Firefighters and police were called to a fire at a Nanaimo supportive housing complex at 250 Terminal Street on Monday night.

“It was crazy. People running all over the place. It was scary,” said Raelynn Frank, a witness who recorded the fire on her phone.

No one was hurt but one of the units was badly damaged and 20 residents have been displaced.

The complex and a similar one on Labieux Road opened when Nanaimo’s Discontent City closed four months ago.

Since then, calls to police have skyrocketed in the neighbourhoods where they are located.

At the Terminal site, they’ve increased by 66 per cent.

At the Labieux site, they’ve jumped by 250 percent.
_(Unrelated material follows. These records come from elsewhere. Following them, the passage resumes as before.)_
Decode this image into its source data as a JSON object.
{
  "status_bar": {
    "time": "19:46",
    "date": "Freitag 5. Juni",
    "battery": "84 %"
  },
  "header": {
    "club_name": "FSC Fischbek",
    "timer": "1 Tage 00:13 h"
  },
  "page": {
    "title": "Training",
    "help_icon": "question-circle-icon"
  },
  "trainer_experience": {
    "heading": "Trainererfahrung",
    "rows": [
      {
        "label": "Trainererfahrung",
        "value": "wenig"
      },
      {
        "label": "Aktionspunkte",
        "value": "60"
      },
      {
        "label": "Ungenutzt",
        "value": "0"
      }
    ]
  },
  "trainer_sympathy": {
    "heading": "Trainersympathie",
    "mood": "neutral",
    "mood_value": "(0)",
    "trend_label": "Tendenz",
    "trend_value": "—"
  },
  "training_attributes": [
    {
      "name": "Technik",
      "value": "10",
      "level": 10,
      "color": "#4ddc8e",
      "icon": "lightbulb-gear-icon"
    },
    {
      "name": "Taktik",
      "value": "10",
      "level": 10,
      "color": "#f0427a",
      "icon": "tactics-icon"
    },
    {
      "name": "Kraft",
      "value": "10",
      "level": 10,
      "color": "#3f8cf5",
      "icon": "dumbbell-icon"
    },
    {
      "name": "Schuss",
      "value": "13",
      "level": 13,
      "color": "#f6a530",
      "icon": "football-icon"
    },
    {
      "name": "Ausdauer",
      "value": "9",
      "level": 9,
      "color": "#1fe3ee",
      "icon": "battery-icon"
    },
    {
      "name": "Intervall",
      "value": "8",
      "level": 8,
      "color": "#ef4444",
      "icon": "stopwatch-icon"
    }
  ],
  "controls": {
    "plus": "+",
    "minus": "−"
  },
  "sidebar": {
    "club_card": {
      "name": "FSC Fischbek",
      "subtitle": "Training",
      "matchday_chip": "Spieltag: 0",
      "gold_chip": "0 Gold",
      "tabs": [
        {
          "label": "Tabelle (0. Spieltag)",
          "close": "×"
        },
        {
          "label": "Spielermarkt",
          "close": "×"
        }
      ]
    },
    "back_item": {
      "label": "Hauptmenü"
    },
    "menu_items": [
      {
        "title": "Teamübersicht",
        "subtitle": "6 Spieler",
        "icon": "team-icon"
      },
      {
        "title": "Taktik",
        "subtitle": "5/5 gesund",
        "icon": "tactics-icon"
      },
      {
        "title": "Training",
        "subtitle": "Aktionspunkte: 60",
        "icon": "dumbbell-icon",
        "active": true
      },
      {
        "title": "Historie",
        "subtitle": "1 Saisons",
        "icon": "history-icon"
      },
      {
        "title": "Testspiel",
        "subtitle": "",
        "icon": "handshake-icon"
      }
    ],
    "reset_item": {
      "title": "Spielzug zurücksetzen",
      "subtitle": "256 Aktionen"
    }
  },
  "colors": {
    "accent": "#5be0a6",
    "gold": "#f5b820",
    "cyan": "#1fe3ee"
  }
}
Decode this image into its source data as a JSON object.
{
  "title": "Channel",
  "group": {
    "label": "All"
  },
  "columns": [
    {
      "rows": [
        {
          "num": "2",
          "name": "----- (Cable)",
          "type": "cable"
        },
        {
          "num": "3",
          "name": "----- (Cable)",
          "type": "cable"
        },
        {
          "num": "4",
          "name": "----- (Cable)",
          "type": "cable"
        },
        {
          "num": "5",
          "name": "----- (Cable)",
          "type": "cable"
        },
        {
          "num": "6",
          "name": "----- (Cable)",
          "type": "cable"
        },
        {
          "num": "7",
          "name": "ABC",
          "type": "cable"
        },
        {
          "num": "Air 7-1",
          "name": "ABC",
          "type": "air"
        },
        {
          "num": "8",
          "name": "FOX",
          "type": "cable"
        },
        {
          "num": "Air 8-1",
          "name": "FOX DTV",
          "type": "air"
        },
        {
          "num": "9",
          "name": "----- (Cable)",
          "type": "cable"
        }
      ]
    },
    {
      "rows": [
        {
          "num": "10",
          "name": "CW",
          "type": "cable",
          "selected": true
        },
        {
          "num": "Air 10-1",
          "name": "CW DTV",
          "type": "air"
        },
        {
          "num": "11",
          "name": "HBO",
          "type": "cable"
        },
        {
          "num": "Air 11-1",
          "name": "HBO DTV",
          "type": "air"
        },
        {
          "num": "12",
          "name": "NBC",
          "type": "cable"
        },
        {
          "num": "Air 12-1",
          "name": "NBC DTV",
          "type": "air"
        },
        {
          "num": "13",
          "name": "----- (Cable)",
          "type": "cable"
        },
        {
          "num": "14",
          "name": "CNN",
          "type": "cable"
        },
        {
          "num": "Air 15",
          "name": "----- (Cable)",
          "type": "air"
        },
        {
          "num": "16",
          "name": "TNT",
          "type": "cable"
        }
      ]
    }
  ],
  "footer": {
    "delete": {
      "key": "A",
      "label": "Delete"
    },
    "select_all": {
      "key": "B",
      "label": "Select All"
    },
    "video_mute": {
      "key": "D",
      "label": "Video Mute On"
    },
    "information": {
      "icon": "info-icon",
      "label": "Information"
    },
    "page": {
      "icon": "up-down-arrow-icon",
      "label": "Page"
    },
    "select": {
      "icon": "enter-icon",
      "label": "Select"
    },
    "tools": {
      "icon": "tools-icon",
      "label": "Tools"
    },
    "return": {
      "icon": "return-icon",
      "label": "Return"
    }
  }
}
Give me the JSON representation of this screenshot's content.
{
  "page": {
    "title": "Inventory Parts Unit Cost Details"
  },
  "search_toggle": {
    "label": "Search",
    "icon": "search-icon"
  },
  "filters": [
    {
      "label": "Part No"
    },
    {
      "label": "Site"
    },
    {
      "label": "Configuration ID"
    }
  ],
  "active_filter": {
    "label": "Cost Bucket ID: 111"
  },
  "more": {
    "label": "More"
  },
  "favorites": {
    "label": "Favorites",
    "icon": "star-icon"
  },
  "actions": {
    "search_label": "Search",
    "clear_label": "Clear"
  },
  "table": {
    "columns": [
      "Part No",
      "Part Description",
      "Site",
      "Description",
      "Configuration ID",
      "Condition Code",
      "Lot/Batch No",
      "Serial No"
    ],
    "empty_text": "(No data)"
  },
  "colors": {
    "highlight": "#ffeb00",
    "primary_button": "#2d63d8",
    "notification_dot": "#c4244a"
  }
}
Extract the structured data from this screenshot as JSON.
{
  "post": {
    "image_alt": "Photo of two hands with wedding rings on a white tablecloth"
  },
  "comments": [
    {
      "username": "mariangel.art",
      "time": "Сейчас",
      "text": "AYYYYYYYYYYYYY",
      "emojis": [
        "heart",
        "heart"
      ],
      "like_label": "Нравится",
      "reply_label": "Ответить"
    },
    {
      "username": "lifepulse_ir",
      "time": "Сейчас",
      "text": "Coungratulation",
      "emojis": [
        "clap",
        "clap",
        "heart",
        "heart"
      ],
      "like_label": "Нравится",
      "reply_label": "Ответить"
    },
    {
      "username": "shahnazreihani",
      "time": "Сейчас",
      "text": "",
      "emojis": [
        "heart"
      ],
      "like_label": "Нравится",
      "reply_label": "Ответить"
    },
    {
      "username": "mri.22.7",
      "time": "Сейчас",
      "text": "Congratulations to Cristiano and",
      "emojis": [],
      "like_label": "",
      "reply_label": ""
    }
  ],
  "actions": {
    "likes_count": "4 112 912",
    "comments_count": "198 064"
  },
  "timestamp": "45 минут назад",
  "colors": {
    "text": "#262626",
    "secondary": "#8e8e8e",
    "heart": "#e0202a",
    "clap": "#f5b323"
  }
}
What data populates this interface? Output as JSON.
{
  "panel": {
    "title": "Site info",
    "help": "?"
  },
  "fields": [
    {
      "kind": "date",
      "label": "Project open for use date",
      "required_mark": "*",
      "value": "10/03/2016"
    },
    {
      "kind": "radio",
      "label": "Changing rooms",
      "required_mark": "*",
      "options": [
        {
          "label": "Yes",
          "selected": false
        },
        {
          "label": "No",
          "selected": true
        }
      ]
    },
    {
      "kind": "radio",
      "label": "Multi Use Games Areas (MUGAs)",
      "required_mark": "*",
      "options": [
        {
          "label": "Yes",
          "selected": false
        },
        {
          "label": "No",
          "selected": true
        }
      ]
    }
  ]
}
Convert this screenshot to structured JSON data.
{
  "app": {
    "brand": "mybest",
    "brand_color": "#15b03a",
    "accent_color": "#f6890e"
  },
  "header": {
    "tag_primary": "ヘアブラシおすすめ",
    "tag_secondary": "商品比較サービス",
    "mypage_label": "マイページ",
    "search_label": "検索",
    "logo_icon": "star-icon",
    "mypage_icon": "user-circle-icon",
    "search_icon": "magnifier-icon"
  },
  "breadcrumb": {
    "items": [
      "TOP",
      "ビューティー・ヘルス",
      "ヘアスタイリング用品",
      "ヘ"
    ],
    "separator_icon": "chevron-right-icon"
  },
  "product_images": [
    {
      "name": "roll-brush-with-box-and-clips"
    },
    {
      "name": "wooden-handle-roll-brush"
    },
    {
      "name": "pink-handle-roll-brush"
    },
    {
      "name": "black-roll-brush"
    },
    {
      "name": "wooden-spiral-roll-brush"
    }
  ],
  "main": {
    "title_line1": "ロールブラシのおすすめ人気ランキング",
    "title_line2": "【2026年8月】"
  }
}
Police say they aren’t surprised.

“We certainly expected that,” said Const. Gary O’Brien of Nanaimo RCMP. “When you drop a hundred or so people in any community in close quarters from a situation when they were of no fixed address before, we expect to see some social disorder, we expect to see some criminality.”

Neighbours agree and say there has been more problems.

“The immediate area is obviously going to be the hardest hit,” said Jeff Moore, a neighbouring property owner.

Nanaimo’s mayor blames much of the crime on mental health issues, which he says is a provincial responsibility.

“We have a ministry of mental health and addictions. I think they need to try harder to be quite blunt about it. The citizens in my community are losing their sympathy which I think we should all naturally have for those suffering from mental health or a drug addiction issue,” said Leonard Krog.

Investigators say last night’s fire was accidental.

“There are indications of hot plates and cooking in that unit itself as with many units and smoking as well

Meanwhile, Nanaimo RCMP says they’re prepared for the high call volume to continue.